Но вот интересно — литература, вплотную приблизившаяся к жизни, разбившая систему опосредующих зеркал культуры, внезапно открывает для себя, что наша опустошенная жизнь без культурного континуума обойтись не может. Что чем дальше она от него, тем активнее начинают действовать компенсирующие механизмы, пусть наивно, пусть суррогатно, но заполняющие эту пустоту.

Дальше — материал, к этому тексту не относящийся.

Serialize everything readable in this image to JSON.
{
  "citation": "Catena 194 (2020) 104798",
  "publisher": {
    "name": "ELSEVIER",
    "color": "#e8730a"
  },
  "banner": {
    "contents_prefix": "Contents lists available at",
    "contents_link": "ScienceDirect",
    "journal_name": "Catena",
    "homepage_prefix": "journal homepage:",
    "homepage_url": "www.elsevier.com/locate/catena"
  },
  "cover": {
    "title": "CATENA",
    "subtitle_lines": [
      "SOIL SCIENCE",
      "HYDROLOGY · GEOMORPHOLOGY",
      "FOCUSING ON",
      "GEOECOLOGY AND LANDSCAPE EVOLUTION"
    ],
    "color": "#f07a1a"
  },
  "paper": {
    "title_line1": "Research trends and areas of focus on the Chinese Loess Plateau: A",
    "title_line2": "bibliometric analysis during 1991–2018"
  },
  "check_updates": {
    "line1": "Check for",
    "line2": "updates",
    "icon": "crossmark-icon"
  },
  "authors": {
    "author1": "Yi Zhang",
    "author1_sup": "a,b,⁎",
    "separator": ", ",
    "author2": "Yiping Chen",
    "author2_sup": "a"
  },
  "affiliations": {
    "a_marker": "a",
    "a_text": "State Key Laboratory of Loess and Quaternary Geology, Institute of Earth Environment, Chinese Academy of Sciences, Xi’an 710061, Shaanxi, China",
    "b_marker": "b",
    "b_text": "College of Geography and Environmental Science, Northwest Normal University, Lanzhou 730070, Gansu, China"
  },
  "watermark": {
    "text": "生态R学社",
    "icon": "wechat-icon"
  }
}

Один из самых пронзительных эпизодов «Одляна» — когда герой читает в тюремной камере стихи Есенина, блатные вирши, собственного приготовления лирику — и мы видим, что и смещенные за край ойкумены люди не могут без этого жить. Как не могут жить без своих семинаров солженицынские зеки-интеллигенты и не могут жить без их лекций и романов уголовники. Сразу вспоминаются аналогичные сюжетные ходы у Варлама Шаламова, по-прежнему широко распечатываемого ныне; вспоминается и давняя повесть А. Никольской «Передай дальше» — о театре в зоне… Точно так же эта «жизненная» литература, предельно далекая от эстетизма, в самой жизни открывает потребность и способность мифотворчества — достаточно перечитать те страницы у Габышева, где описана «вымышленная» любовь его героя, создающего в воображении свою Прекрасную Даму, свою Незнакомку. И выходит, что проза с установкой на мифологичность (так у Кима) проигрывает этой демифологизированной, «голой» прозе жизни — в мифологичности.